Wer hier innerlich nach Luft schnappt, darf sich entspannen: Dieses Verhalten ist weder Ausnahme noch Katastrophe. Es ist (leider) ziemlich normal. Aber: Es gibt Wege, die Situation zu entkrampfen – und Kindern Lust auf gesunde Vielfalt zu machen, ohne Machtkämpfe am Esstisch.
Zucker, Süßes und das Märchen vom Besonderen
Viele Eltern kennen die Logik: Für gute Noten gibt es eine Schokolade, zum Trost bei Tränen ein Bonbon. Klingt lieb gemeint, ist aber pädagogisch ein kleiner Bumerang. Warum? Weil Zucker so zur „Belohnung schlechthin“ wird – und die Abwesenheit schnell wie ein Mangel empfunden wird.

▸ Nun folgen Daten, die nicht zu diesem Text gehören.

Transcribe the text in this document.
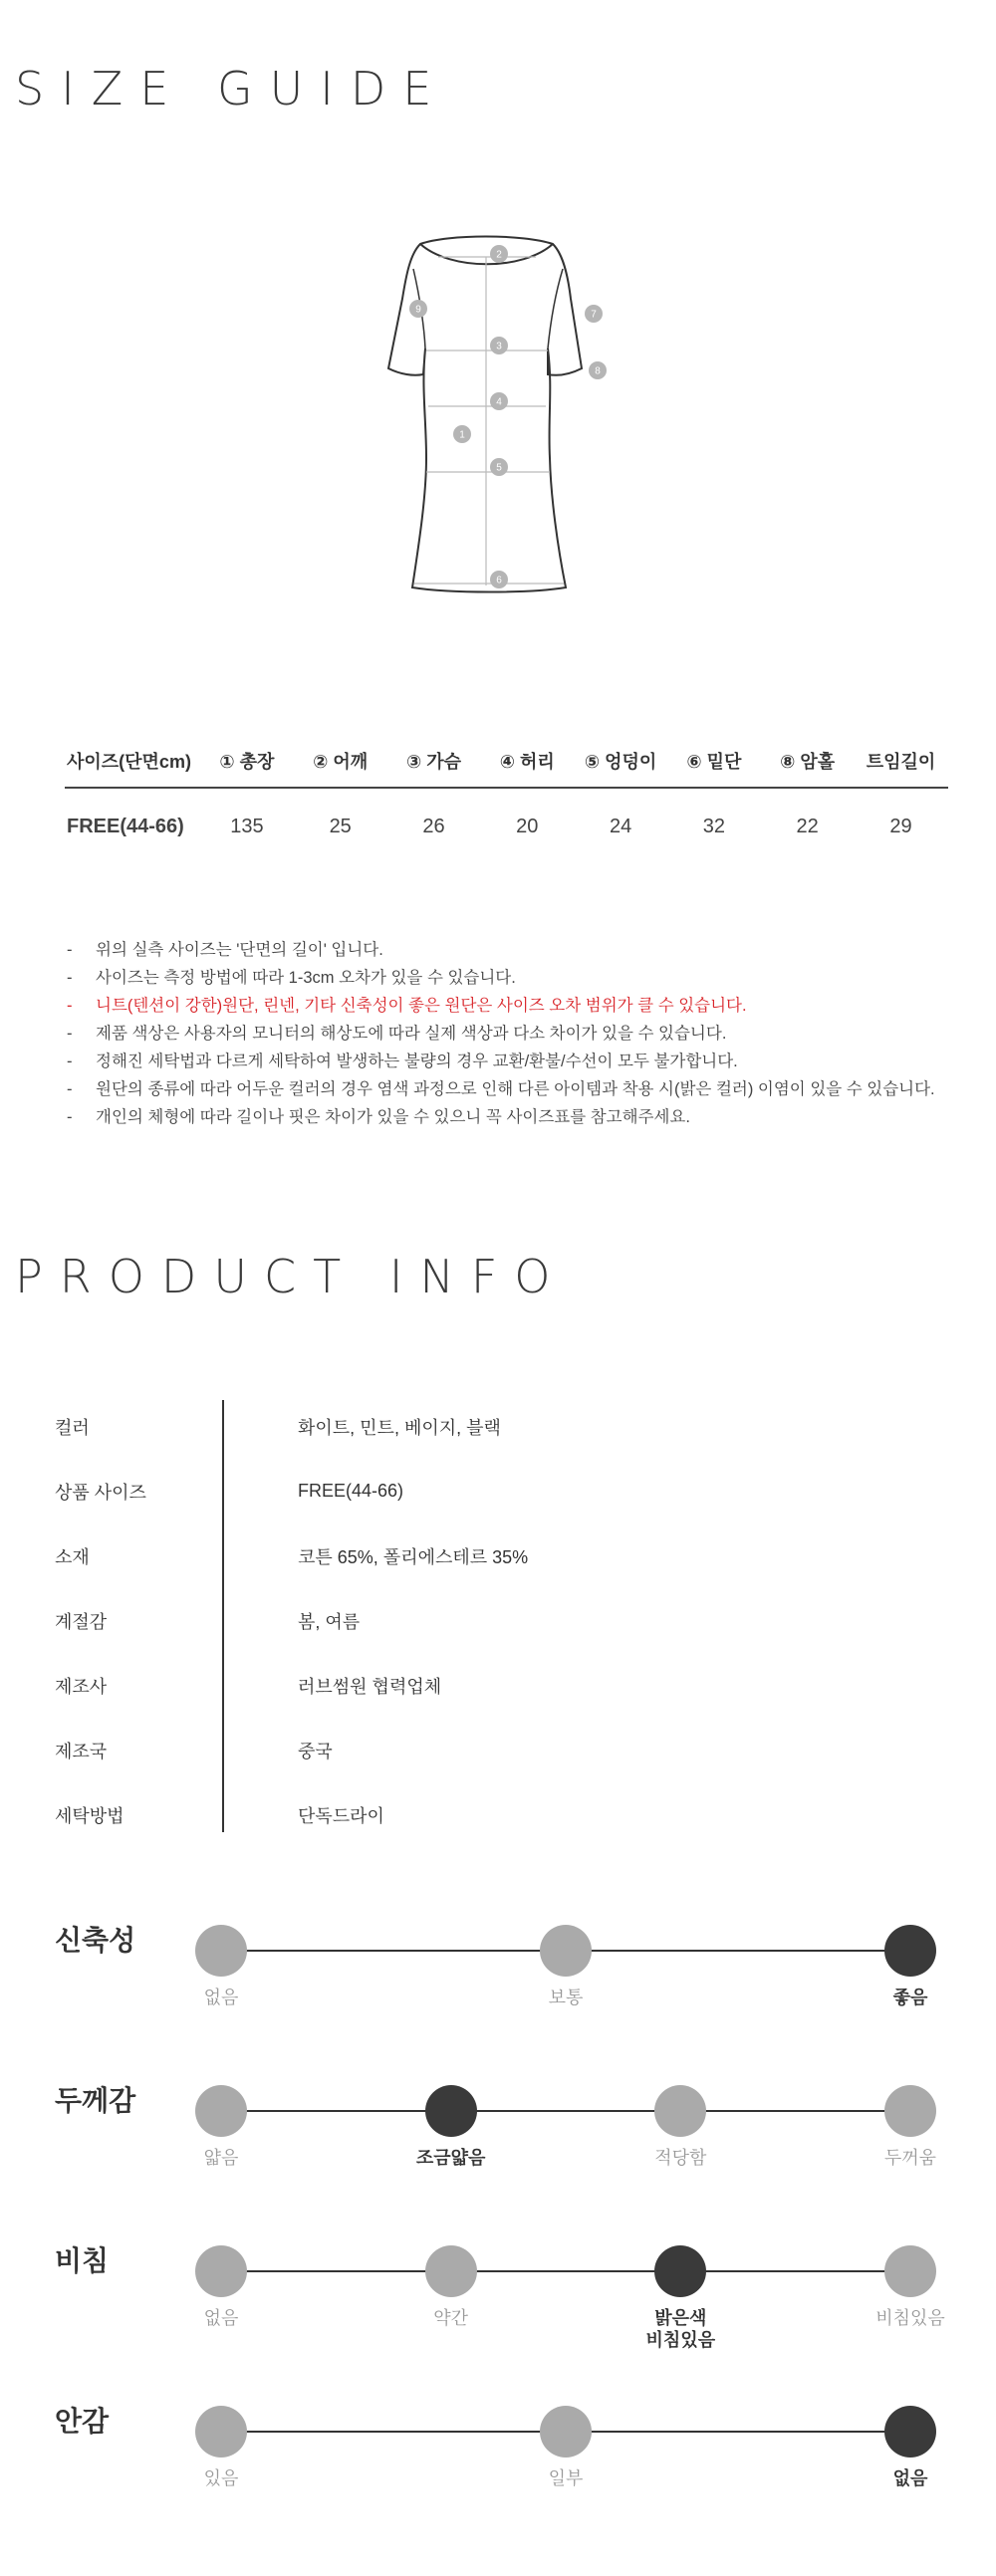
SIZE GUIDE
1
2
3
4
5
6
7
8
9
사이즈(단면cm)	① 총장	② 어깨	③ 가슴	④ 허리	⑤ 엉덩이	⑥ 밑단	⑧ 암홀	트임길이
FREE(44-66)	135	25	26	20	24	32	22	29
-	위의 실측 사이즈는 '단면의 길이' 입니다.
-	사이즈는 측정 방법에 따라 1-3cm 오차가 있을 수 있습니다.
-	니트(텐션이 강한)원단, 린넨, 기타 신축성이 좋은 원단은 사이즈 오차 범위가 클 수 있습니다.
-	제품 색상은 사용자의 모니터의 해상도에 따라 실제 색상과 다소 차이가 있을 수 있습니다.
-	정해진 세탁법과 다르게 세탁하여 발생하는 불량의 경우 교환/환불/수선이 모두 불가합니다.
-	원단의 종류에 따라 어두운 컬러의 경우 염색 과정으로 인해 다른 아이템과 착용 시(밝은 컬러) 이염이 있을 수 있습니다.
-	개인의 체형에 따라 길이나 핏은 차이가 있을 수 있으니 꼭 사이즈표를 참고해주세요.
PRODUCT INFO
컬러	화이트, 민트, 베이지, 블랙
상품 사이즈	FREE(44-66)
소재	코튼 65%, 폴리에스테르 35%
계절감	봄, 여름
제조사	러브썸원 협력업체
제조국	중국
세탁방법	단독드라이
신축성
없음	보통	좋음
두께감
얇음	조금얇음	적당함	두꺼움
비침
없음	약간	밝은색
비침있음
비침있음
안감
있음	일부	없음
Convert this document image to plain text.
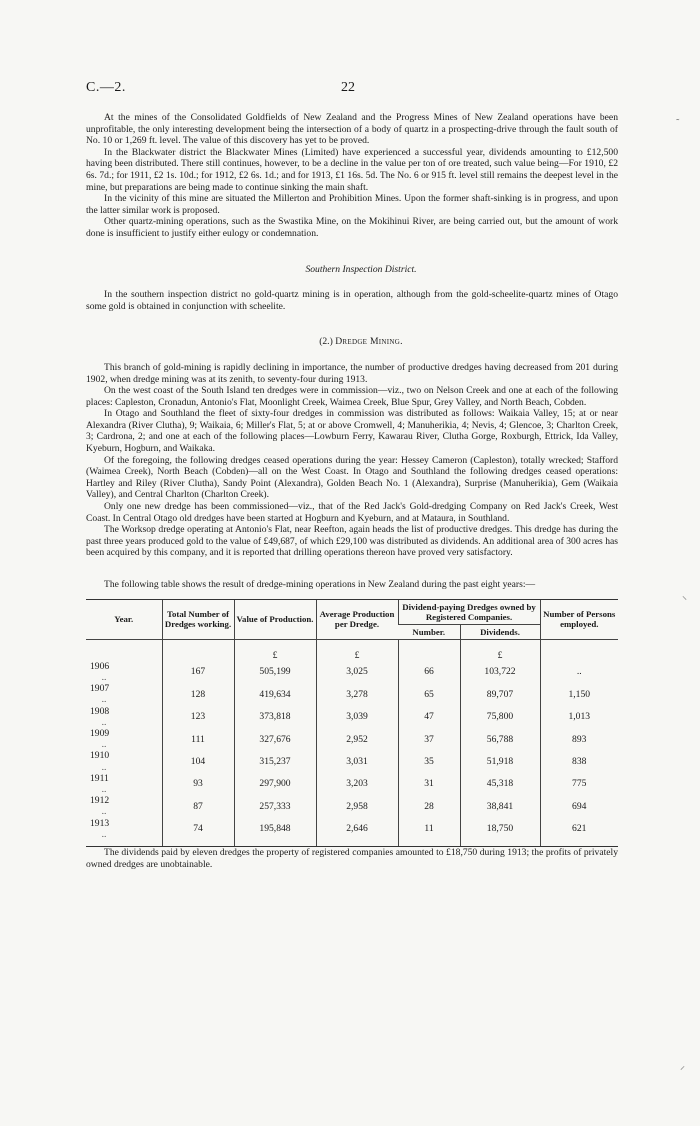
C.—2.	22

At the mines of the Consolidated Goldfields of New Zealand and the Progress Mines of New Zealand operations have been unprofitable, the only interesting development being the intersection of a body of quartz in a prospecting-drive through the fault south of No. 10 or 1,269 ft. level. The value of this discovery has yet to be proved.

In the Blackwater district the Blackwater Mines (Limited) have experienced a successful year, dividends amounting to £12,500 having been distributed. There still continues, however, to be a decline in the value per ton of ore treated, such value being—For 1910, £2 6s. 7d.; for 1911, £2 1s. 10d.; for 1912, £2 6s. 1d.; and for 1913, £1 16s. 5d. The No. 6 or 915 ft. level still remains the deepest level in the mine, but preparations are being made to continue sinking the main shaft.

In the vicinity of this mine are situated the Millerton and Prohibition Mines. Upon the former shaft-sinking is in progress, and upon the latter similar work is proposed.

Other quartz-mining operations, such as the Swastika Mine, on the Mokihinui River, are being carried out, but the amount of work done is insufficient to justify either eulogy or condemnation.

Southern Inspection District.

In the southern inspection district no gold-quartz mining is in operation, although from the gold-scheelite-quartz mines of Otago some gold is obtained in conjunction with scheelite.

(2.) Dredge Mining.

This branch of gold-mining is rapidly declining in importance, the number of productive dredges having decreased from 201 during 1902, when dredge mining was at its zenith, to seventy-four during 1913.

On the west coast of the South Island ten dredges were in commission—viz., two on Nelson Creek and one at each of the following places: Capleston, Cronadun, Antonio's Flat, Moonlight Creek, Waimea Creek, Blue Spur, Grey Valley, and North Beach, Cobden.

In Otago and Southland the fleet of sixty-four dredges in commission was distributed as follows: Waikaia Valley, 15; at or near Alexandra (River Clutha), 9; Waikaia, 6; Miller's Flat, 5; at or above Cromwell, 4; Manuherikia, 4; Nevis, 4; Glencoe, 3; Charlton Creek, 3; Cardrona, 2; and one at each of the following places—Lowburn Ferry, Kawarau River, Clutha Gorge, Roxburgh, Ettrick, Ida Valley, Kyeburn, Hogburn, and Waikaka.

Of the foregoing, the following dredges ceased operations during the year: Hessey Cameron (Capleston), totally wrecked; Stafford (Waimea Creek), North Beach (Cobden)—all on the West Coast. In Otago and Southland the following dredges ceased operations: Hartley and Riley (River Clutha), Sandy Point (Alexandra), Golden Beach No. 1 (Alexandra), Surprise (Manuherikia), Gem (Waikaia Valley), and Central Charlton (Charlton Creek).

Only one new dredge has been commissioned—viz., that of the Red Jack's Gold-dredging Company on Red Jack's Creek, West Coast. In Central Otago old dredges have been started at Hogburn and Kyeburn, and at Mataura, in Southland.

The Worksop dredge operating at Antonio's Flat, near Reefton, again heads the list of productive dredges. This dredge has during the past three years produced gold to the value of £49,687, of which £29,100 was distributed as dividends. An additional area of 300 acres has been acquired by this company, and it is reported that drilling operations thereon have proved very satisfactory.

The following table shows the result of dredge-mining operations in New Zealand during the past eight years:—

Year.	Total Number of Dredges working.	Value of Production.	Average Production per Dredge.	Dividend-paying Dredges owned by Registered Companies.		Number of Persons employed.
				Number.	Dividends.	
		£	£		£	
1906..	167	505,199	3,025	66	103,722	..
1907..	128	419,634	3,278	65	89,707	1,150
1908..	123	373,818	3,039	47	75,800	1,013
1909..	111	327,676	2,952	37	56,788	893
1910..	104	315,237	3,031	35	51,918	838
1911..	93	297,900	3,203	31	45,318	775
1912..	87	257,333	2,958	28	38,841	694
1913..	74	195,848	2,646	11	18,750	621

The dividends paid by eleven dredges the property of registered companies amounted to £18,750 during 1913; the profits of privately owned dredges are unobtainable.

˜
⸜
⸝
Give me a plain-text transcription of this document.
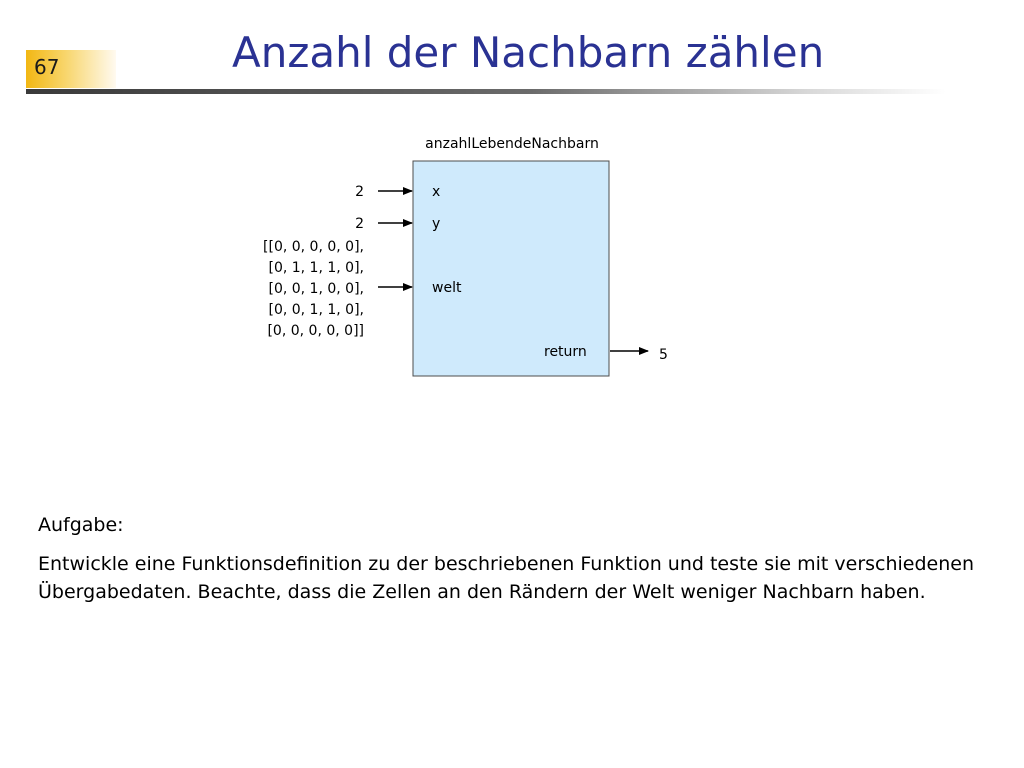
67	Anzahl der Nachbarn zählen
anzahlLebendeNachbarn
2	x
2	y
[[0, 0, 0, 0, 0],
[0, 1, 1, 1, 0],
[0, 0, 1, 0, 0],
[0, 0, 1, 1, 0],
[0, 0, 0, 0, 0]]
welt
return	5
Aufgabe:
Entwickle eine Funktionsdefinition zu der beschriebenen Funktion und teste sie mit verschiedenen Übergabedaten. Beachte, dass die Zellen an den Rändern der Welt weniger Nachbarn haben.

👉 Stattdessen macht es Sinn, Süßes zu normalisieren und ohne Pathos einzubauen. Kuchen darf bei Oma auf den Tisch, Eis im Sommer natürlich auch – aber die Belohnungen im Alltag sollten nicht am Zucker hängen. Für Trost oder Freude reicht manchmal ein Spiel, ein Buch, ein Kuschelmoment. Oder, mein persönlicher Favorit: eine gefrorene Melone aus dem Tiefkühlfach – knackt, ist erfrischend und macht genauso froh wie ein Lutscher.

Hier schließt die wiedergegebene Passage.